People would freak on us, because we'd hug and kiss on each other in public," says Shawn Sahm of the tight bond he and his brother Shandon shared with their father. "But it was like, "Fuck everybody, we don't care what anyone thinks.' We always wanted the whole world to know." What the "Sons of Sahm" always wanted the whole world to know was that Doug Sahm wasn't just their father, he was also their best friend. In fact, to say the Sahm family was a mutual admiration society is to put it mildly. Once both Sahm brothers decided on careers as professional musicians, few conversations with Doug Sahm didn't include an excited endorsement for Shawn or Shandon's latest projects. In turn, the Sahm brothers say everything they know about music, and life itself, they learned from Doug Sahm.

"Everything stems from him," says Shawn, 34. "When I learned to play guitar, sing or write songs, I learned by watching him. My favorite bands were always bands like the Beatles, Led Zeppelin, or Hendrix, but my dad was always in a whole other category."

From before they could walk or talk, the Sahm brothers were immersed in their father's music -- at Soap Creek and on the road. But Doug Sahm was not an absentee father.

"His songs are like a scrapbook of our childhood," Shawn says.

As a toddler, Shawn Sahm even managed to crawl his way onto his father's lap for a Rolling Stone cover photo. And Shandon Sahm says he distinctly remembers his father's regular visits to his junior high band class -- where he taught not only his own son, but also guitarist Kyle Ellison (Shandon's partner in both Pariah and the Meat Puppets). Although both Shawn and Shandon Sahm wound up diving headfirst into San Antonio's late-Eighties hard rock scene before they could drink in the bars they played, neither says they ever felt pressured by their father to do anything other than what they wanted.

"I think pop wanted us to be athletes," says Shandon, 30. "He always said how cool it would be to watch his son quarterback in the NFL. But with so many melodies always floating in the air, you couldn't help but absorb it.
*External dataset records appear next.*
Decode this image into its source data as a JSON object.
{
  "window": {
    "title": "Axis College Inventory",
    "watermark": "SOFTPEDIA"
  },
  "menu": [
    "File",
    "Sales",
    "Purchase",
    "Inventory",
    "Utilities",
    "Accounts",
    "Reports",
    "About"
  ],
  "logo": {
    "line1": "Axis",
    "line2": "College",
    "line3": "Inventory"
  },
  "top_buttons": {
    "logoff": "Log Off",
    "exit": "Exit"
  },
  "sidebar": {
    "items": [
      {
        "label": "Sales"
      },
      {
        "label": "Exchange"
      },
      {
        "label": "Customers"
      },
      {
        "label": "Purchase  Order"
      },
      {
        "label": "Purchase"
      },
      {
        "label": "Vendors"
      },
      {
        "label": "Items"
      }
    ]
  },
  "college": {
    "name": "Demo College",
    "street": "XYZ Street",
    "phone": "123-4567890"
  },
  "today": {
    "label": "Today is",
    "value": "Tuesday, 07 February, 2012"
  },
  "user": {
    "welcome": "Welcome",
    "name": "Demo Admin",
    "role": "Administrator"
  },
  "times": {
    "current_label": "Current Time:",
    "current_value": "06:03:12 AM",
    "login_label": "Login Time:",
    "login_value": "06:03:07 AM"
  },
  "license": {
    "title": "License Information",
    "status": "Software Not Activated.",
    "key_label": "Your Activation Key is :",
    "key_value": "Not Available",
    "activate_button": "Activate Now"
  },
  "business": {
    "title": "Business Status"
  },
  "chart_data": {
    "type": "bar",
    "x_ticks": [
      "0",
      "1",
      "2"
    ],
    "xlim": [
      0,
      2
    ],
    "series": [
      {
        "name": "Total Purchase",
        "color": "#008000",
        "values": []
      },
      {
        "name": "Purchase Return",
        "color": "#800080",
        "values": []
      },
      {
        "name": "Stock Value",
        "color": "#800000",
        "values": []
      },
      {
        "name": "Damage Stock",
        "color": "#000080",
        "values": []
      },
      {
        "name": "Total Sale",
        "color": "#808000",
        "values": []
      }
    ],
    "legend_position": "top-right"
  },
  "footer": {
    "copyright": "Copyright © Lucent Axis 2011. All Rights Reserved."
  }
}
He was great about nurturing what we wanted and allowing our talents to develop naturally."

Throughout much of the Nineties, Shawn has played extensively alongside his father both live and in the studio. And while the elder Sahm never got the opportunity to record the "family" album he envisioned, the brothers did wind up lending a metallic edge to 1994's critically acclaimed Day Dreaming at Midnight, an album Metallica manager Cliff Burnstein pushed for after hearing a one-off Doug Sahm & Sons contribution to 1990's Roky Erickson tribute record, Where the Pyramid Meets the Eye. Ultimately, the Sahm brothers wound up exposing their father to almost as much music as he'd shown them.

In fact, the Sahm brothers say they were never surprised that their father would occasionally jam with both Pariah and Shawn's band Prezence, or that he'd wind up hanging with Kiss' Gene Simmons and Paul Stanley, Son Volt, or Meat Puppets leader Curt Kirkwood.

"My dad was the kind of guy who could do any kind of music and do it right," says Shawn proudly. "In a gig, we'd do Hank Williams tunes and Roky Erickson tunes and everything in between. And if we hit "Purple Haze,' the amp came up and the solos got faster. It was amazing. He did everything the way it was supposed to be done."

Better yet, Shawn says the view from the bandstand and offstage in the buses and at the hotels gave him access and insight into his father's genius that only a son could fully absorb.

"I loved and respected him as a father. I loved and respected him as a musician," Shawn says. "I also knew him as star that knew when to put on a cowboy hat and dress up to the nines, and I knew him as a regular guy that liked putting on his funky shorts to head out to the barbecue place. I knew him as a baseball freak. I knew and understood every part of his personality. And the music itself allowed us to take it to levels that took it out of the traditional father/son relationship. How many fathers and sons are hitting coffee shops in Amsterdam on tour and making records?"

In the end, Shawn's dual role as bandmate and son makes assessing his father's musical legacy easy.

"I've toured all over the world with my dad and I've been to places where people can't speak any English, but they can say, "Doug Sahm,' "She's About A Mover,' or "Sir Douglas Quintet,'" he says. "I've seen firsthand how many people he's touched."

For his part, Shandon says the thing that amazes him is just how solid and diverse a body of work his father left behind.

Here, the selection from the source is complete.